Stage 1: Volatility.
You might think that people under a lot of pressure might have a lot of sex, and you would be right. Initially. Pressure is an aphrodisiac, as long as it doesn’t continue for too long. People had sex in bomb shelters during WW II for instance, and there was that baby boom after 9-11. But during the Great Depression birth rates fell.
As Dr. Pepper Schwartz, Seattle-based author of Prime: Advice and Adventures on Sex, Love and the Sensuous Years explains, in the face of imminent death, people go at it thinking, “This may be the last time we make love.” But, she notes, that’s different from the slow-motion worry of “not being able to make your minimum payment or being foreclosed upon.”
Stage 2: Decline.
Sexual desire and anxiety are inversely proportional. The wife of one Wall Street player, who wishes to remain anonymous, told me that her husband rose at 5 a.m. to check on trading in Japan, only to find that it was National Fitness Day, and the market was closed. That didn’t help.
And as the bank account shrinks, the second-guessing begins, accompanied by intensifying cycles of doubt, fear and self-loathing. Significant others get snippy, asking why the 401-K wasn’t diversified and all the private school tuition money went to a personal trainer. One investment banker joked darkly that this market crash “is worse than a divorce: I lost half my wealth but I’m still married to my wife.”
Infidelity can increase during this period—strip clubs, prostitutes, one-night stands, anyone who isn’t a critical or anxious spouse. Elaine Calaway, a Houston psychologist who works with the well-heeled explains: “When finances are pinched, wealthy men feel super vulnerable with a wife or partner. Having a side-treat props them up, feeds that need to feel powerful and virile.”

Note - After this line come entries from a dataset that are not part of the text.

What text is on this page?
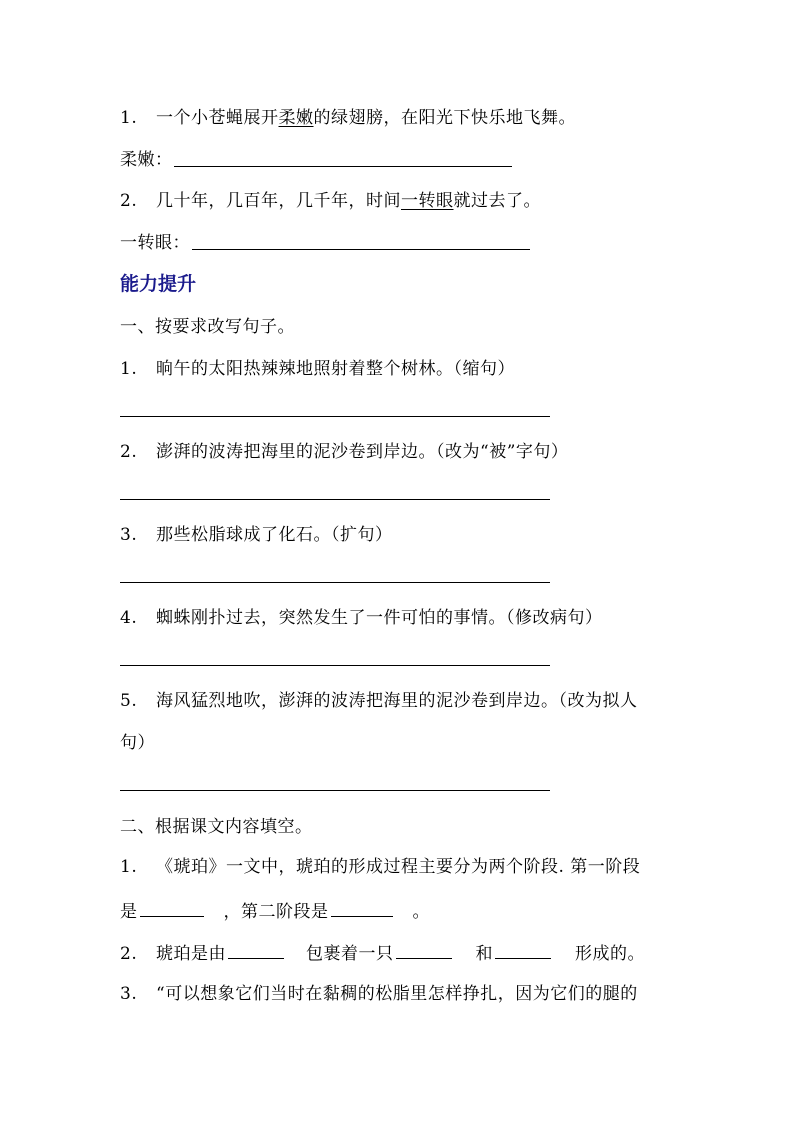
1. 一个小苍蝇展开柔嫩的绿翅膀，在阳光下快乐地飞舞。
柔嫩：
2. 几十年，几百年，几千年，时间一转眼就过去了。
一转眼：
能力提升
一、按要求改写句子。
1. 晌午的太阳热辣辣地照射着整个树林。（缩句）
2. 澎湃的波涛把海里的泥沙卷到岸边。（改为“被”字句）
3. 那些松脂球成了化石。（扩句）
4. 蜘蛛刚扑过去，突然发生了一件可怕的事情。（修改病句）
5. 海风猛烈地吹，澎湃的波涛把海里的泥沙卷到岸边。（改为拟人
句）
二、根据课文内容填空。
1. 《琥珀》一文中，琥珀的形成过程主要分为两个阶段. 第一阶段
是	，第二阶段是	。
2. 琥珀是由	包裹着一只	和	形成的。
3. “可以想象它们当时在黏稠的松脂里怎样挣扎，因为它们的腿的
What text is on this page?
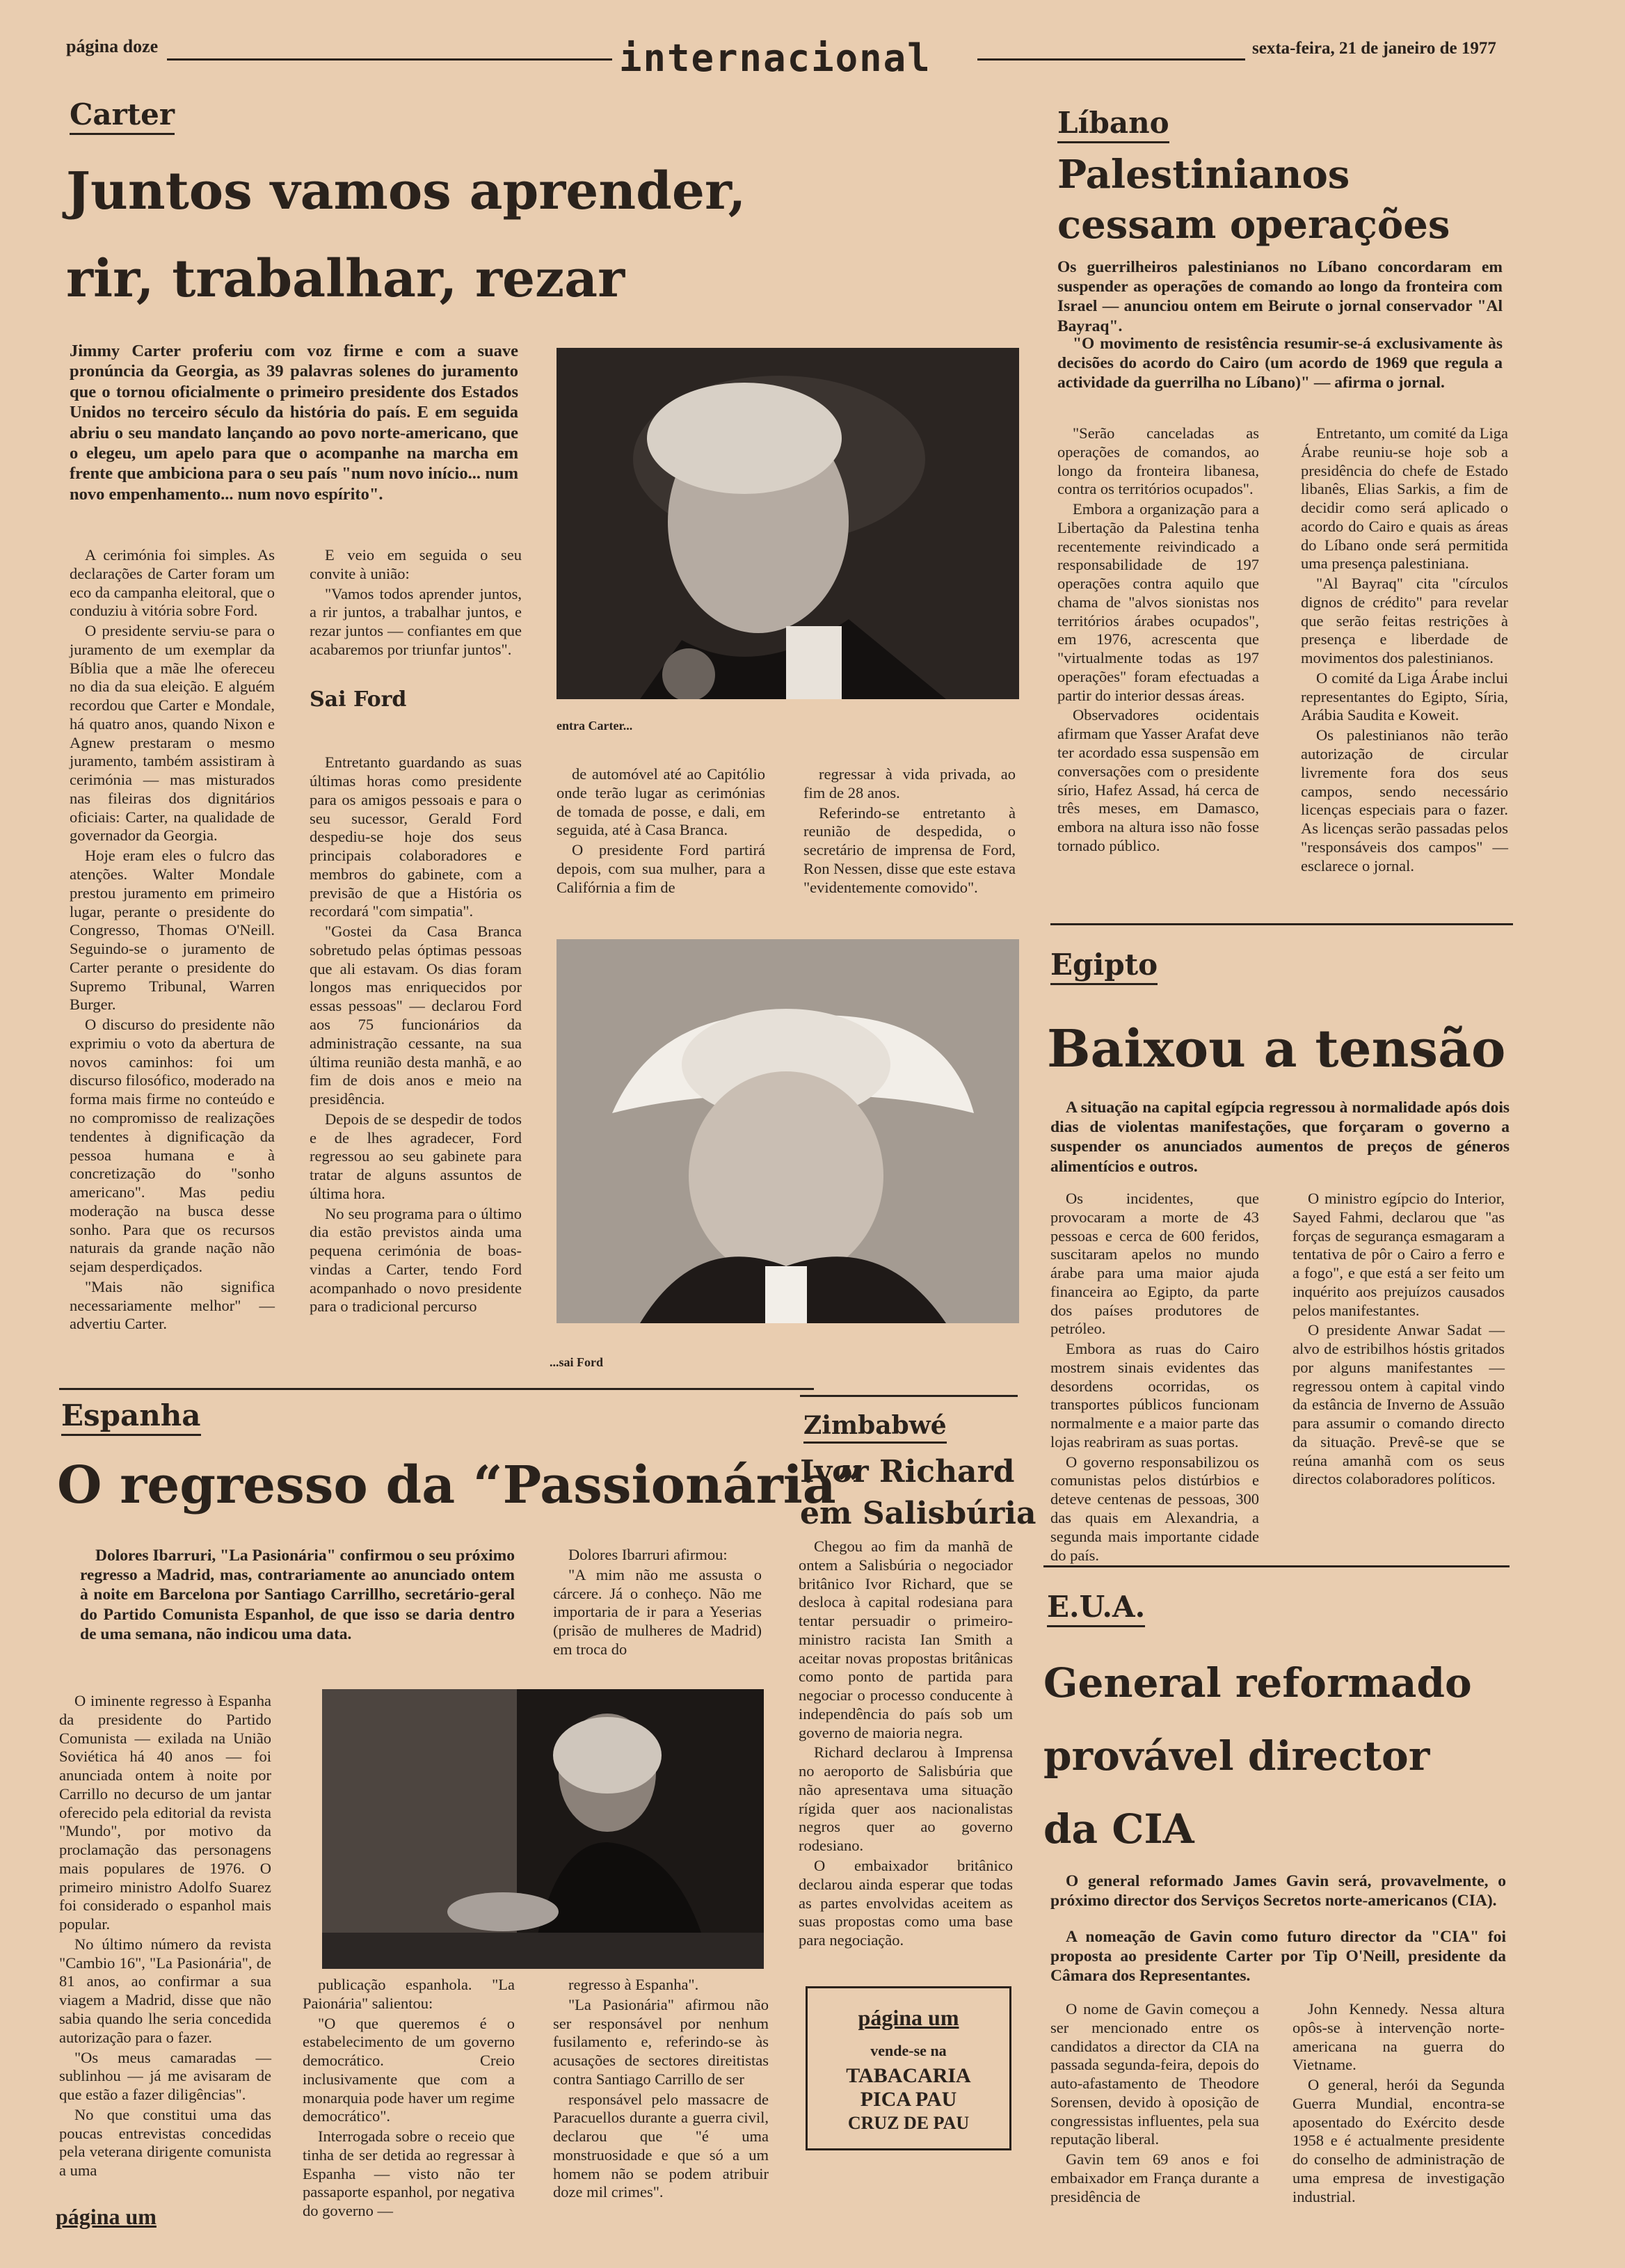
página doze	internacional	sexta-feira, 21 de janeiro de 1977
Carter
Juntos vamos aprender,
rir, trabalhar, rezar
Jimmy Carter proferiu com voz firme e com a suave pronúncia da Georgia, as 39 palavras solenes do juramento que o tornou oficialmente o primeiro presidente dos Estados Unidos no terceiro século da história do país. E em seguida abriu o seu mandato lançando ao povo norte-americano, que o elegeu, um apelo para que o acompanhe na marcha em frente que ambiciona para o seu país "num novo início... num novo empenhamento... num novo espírito".

A cerimónia foi simples. As declarações de Carter foram um eco da campanha eleitoral, que o conduziu à vitória sobre Ford.

O presidente serviu-se para o juramento de um exemplar da Bíblia que a mãe lhe ofereceu no dia da sua eleição. E alguém recordou que Carter e Mondale, há quatro anos, quando Nixon e Agnew prestaram o mesmo juramento, também assistiram à cerimónia — mas misturados nas fileiras dos dignitários oficiais: Carter, na qualidade de governador da Georgia.

Hoje eram eles o fulcro das atenções. Walter Mondale prestou juramento em primeiro lugar, perante o presidente do Congresso, Thomas O'Neill. Seguindo-se o juramento de Carter perante o presidente do Supremo Tribunal, Warren Burger.

O discurso do presidente não exprimiu o voto da abertura de novos caminhos: foi um discurso filosófico, moderado na forma mais firme no conteúdo e no compromisso de realizações tendentes à dignificação da pessoa humana e à concretização do "sonho americano". Mas pediu moderação na busca desse sonho. Para que os recursos naturais da grande nação não sejam desperdiçados.

"Mais não significa necessariamente melhor" — advertiu Carter.

E veio em seguida o seu convite à união:

"Vamos todos aprender juntos, a rir juntos, a trabalhar juntos, e rezar juntos — confiantes em que acabaremos por triunfar juntos".

Sai Ford

Entretanto guardando as suas últimas horas como presidente para os amigos pessoais e para o seu sucessor, Gerald Ford despediu-se hoje dos seus principais colaboradores e membros do gabinete, com a previsão de que a História os recordará "com simpatia".

"Gostei da Casa Branca sobretudo pelas óptimas pessoas que ali estavam. Os dias foram longos mas enriquecidos por essas pessoas" — declarou Ford aos 75 funcionários da administração cessante, na sua última reunião desta manhã, e ao fim de dois anos e meio na presidência.

Depois de se despedir de todos e de lhes agradecer, Ford regressou ao seu gabinete para tratar de alguns assuntos de última hora.

No seu programa para o último dia estão previstos ainda uma pequena cerimónia de boas-vindas a Carter, tendo Ford acompanhado o novo presidente para o tradicional percurso

entra Carter...

de automóvel até ao Capitólio onde terão lugar as cerimónias de tomada de posse, e dali, em seguida, até à Casa Branca.

O presidente Ford partirá depois, com sua mulher, para a Califórnia a fim de

regressar à vida privada, ao fim de 28 anos.

Referindo-se entretanto à reunião de despedida, o secretário de imprensa de Ford, Ron Nessen, disse que este estava "evidentemente comovido".

...sai Ford
Líbano
Palestinianos
cessam operações
Os guerrilheiros palestinianos no Líbano concordaram em suspender as operações de comando ao longo da fronteira com Israel — anunciou ontem em Beirute o jornal conservador "Al Bayraq".
"O movimento de resistência resumir-se-á exclusivamente às decisões do acordo do Cairo (um acordo de 1969 que regula a actividade da guerrilha no Líbano)" — afirma o jornal.

"Serão canceladas as operações de comandos, ao longo da fronteira libanesa, contra os territórios ocupados".

Embora a organização para a Libertação da Palestina tenha recentemente reivindicado a responsabilidade de 197 operações contra aquilo que chama de "alvos sionistas nos territórios árabes ocupados", em 1976, acrescenta que "virtualmente todas as 197 operações" foram efectuadas a partir do interior dessas áreas.

Observadores ocidentais afirmam que Yasser Arafat deve ter acordado essa suspensão em conversações com o presidente sírio, Hafez Assad, há cerca de três meses, em Damasco, embora na altura isso não fosse tornado público.

Entretanto, um comité da Liga Árabe reuniu-se hoje sob a presidência do chefe de Estado libanês, Elias Sarkis, a fim de decidir como será aplicado o acordo do Cairo e quais as áreas do Líbano onde será permitida uma presença palestiniana.

"Al Bayraq" cita "círculos dignos de crédito" para revelar que serão feitas restrições à presença e liberdade de movimentos dos palestinianos.

O comité da Liga Árabe inclui representantes do Egipto, Síria, Arábia Saudita e Koweit.

Os palestinianos não terão autorização de circular livremente fora dos seus campos, sendo necessário licenças especiais para o fazer. As licenças serão passadas pelos "responsáveis dos campos" — esclarece o jornal.

Egipto
Baixou a tensão
A situação na capital egípcia regressou à normalidade após dois dias de violentas manifestações, que forçaram o governo a suspender os anunciados aumentos de preços de géneros alimentícios e outros.

Os incidentes, que provocaram a morte de 43 pessoas e cerca de 600 feridos, suscitaram apelos no mundo árabe para uma maior ajuda financeira ao Egipto, da parte dos países produtores de petróleo.

Embora as ruas do Cairo mostrem sinais evidentes das desordens ocorridas, os transportes públicos funcionam normalmente e a maior parte das lojas reabriram as suas portas.

O governo responsabilizou os comunistas pelos distúrbios e deteve centenas de pessoas, 300 das quais em Alexandria, a segunda mais importante cidade do país.

O ministro egípcio do Interior, Sayed Fahmi, declarou que "as forças de segurança esmagaram a tentativa de pôr o Cairo a ferro e a fogo", e que está a ser feito um inquérito aos prejuízos causados pelos manifestantes.

O presidente Anwar Sadat — alvo de estribilhos hóstis gritados por alguns manifestantes — regressou ontem à capital vindo da estância de Inverno de Assuão para assumir o comando directo da situação. Prevê-se que se reúna amanhã com os seus directos colaboradores políticos.

Espanha
O regresso da “Passionária”
Dolores Ibarruri, "La Pasionária" confirmou o seu próximo regresso a Madrid, mas, contrariamente ao anunciado ontem à noite em Barcelona por Santiago Carrillho, secretário-geral do Partido Comunista Espanhol, de que isso se daria dentro de uma semana, não indicou uma data.

Dolores Ibarruri afirmou:

"A mim não me assusta o cárcere. Já o conheço. Não me importaria de ir para a Yeserias (prisão de mulheres de Madrid) em troca do

O iminente regresso à Espanha da presidente do Partido Comunista — exilada na União Soviética há 40 anos — foi anunciada ontem à noite por Carrillo no decurso de um jantar oferecido pela editorial da revista "Mundo", por motivo da proclamação das personagens mais populares de 1976. O primeiro ministro Adolfo Suarez foi considerado o espanhol mais popular.

No último número da revista "Cambio 16", "La Pasionária", de 81 anos, ao confirmar a sua viagem a Madrid, disse que não sabia quando lhe seria concedida autorização para o fazer.

"Os meus camaradas — sublinhou — já me avisaram de que estão a fazer diligências".

No que constitui uma das poucas entrevistas concedidas pela veterana dirigente comunista a uma

publicação espanhola. "La Paionária" salientou:

"O que queremos é o estabelecimento de um governo democrático. Creio inclusivamente que com a monarquia pode haver um regime democrático".

Interrogada sobre o receio que tinha de ser detida ao regressar à Espanha — visto não ter passaporte espanhol, por negativa do governo —

regresso à Espanha".

"La Pasionária" afirmou não ser responsável por nenhum fusilamento e, referindo-se às acusações de sectores direitistas contra Santiago Carrillo de ser

responsável pelo massacre de Paracuellos durante a guerra civil, declarou que "é uma monstruosidade e que só a um homem não se podem atribuir doze mil crimes".

página um
Zimbabwé
Ivor Richard
em Salisbúria

Chegou ao fim da manhã de ontem a Salisbúria o negociador britânico Ivor Richard, que se desloca à capital rodesiana para tentar persuadir o primeiro-ministro racista Ian Smith a aceitar novas propostas britânicas como ponto de partida para negociar o processo conducente à independência do país sob um governo de maioria negra.

Richard declarou à Imprensa no aeroporto de Salisbúria que não apresentava uma situação rígida quer aos nacionalistas negros quer ao governo rodesiano.

O embaixador britânico declarou ainda esperar que todas as partes envolvidas aceitem as suas propostas como uma base para negociação.

página um
vende-se na
TABACARIA
PICA PAU
CRUZ DE PAU
E.U.A.
General reformado
provável director
da CIA
O general reformado James Gavin será, provavelmente, o próximo director dos Serviços Secretos norte-americanos (CIA).
A nomeação de Gavin como futuro director da "CIA" foi proposta ao presidente Carter por Tip O'Neill, presidente da Câmara dos Representantes.

O nome de Gavin começou a ser mencionado entre os candidatos a director da CIA na passada segunda-feira, depois do auto-afastamento de Theodore Sorensen, devido à oposição de congressistas influentes, pela sua reputação liberal.

Gavin tem 69 anos e foi embaixador em França durante a presidência de

John Kennedy. Nessa altura opôs-se à intervenção norte-americana na guerra do Vietname.

O general, herói da Segunda Guerra Mundial, encontra-se aposentado do Exército desde 1958 e é actualmente presidente do conselho de administração de uma empresa de investigação industrial.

Alas, the mistresses who are attracted to moneyed men aren’t very interested in hanging around once the money disappears, and the ones who do are put on short rations, one wife of a Texas oilman says. In turn, they are cutting back, too: way fewer triple process blondes, no more hair extensions, and they’ve put their Hermes bags on eBay.
Stage 3: Depression.
This is the period when, as Houston psychologist Andrew Gol explains, “Sex goes out the window.” Too many negative thoughts are death for the libido. Viagra, which needs the trigger of desire to send blood flow to the sexual organs, isn’t much help, if any. Heavy drinking, which might have lead to more illicit sex in earlier stages of financial distress, doesn’t help either, when things get really tough. “It makes it worse,” the sex deprived wife of one trader told me.
Stage 4: Rally.
In this phase, people will come to understand that money won’t make them happier, and they learn to enjoy life’s simpler pleasures. “America’s Sex Therapist” Ian Kerner showed that flag recently on MSNBC: “As we struggle to save our dollars, we allow the currency of our communication to become devalued by stress, anxiety and fear. It’s not just the state of the union we need to be worrying about, but also the state of our unions. So why not go home tonight and have some good old-fashioned sex?”
No word yet on what kind of bailout will be required to put that plan into effect.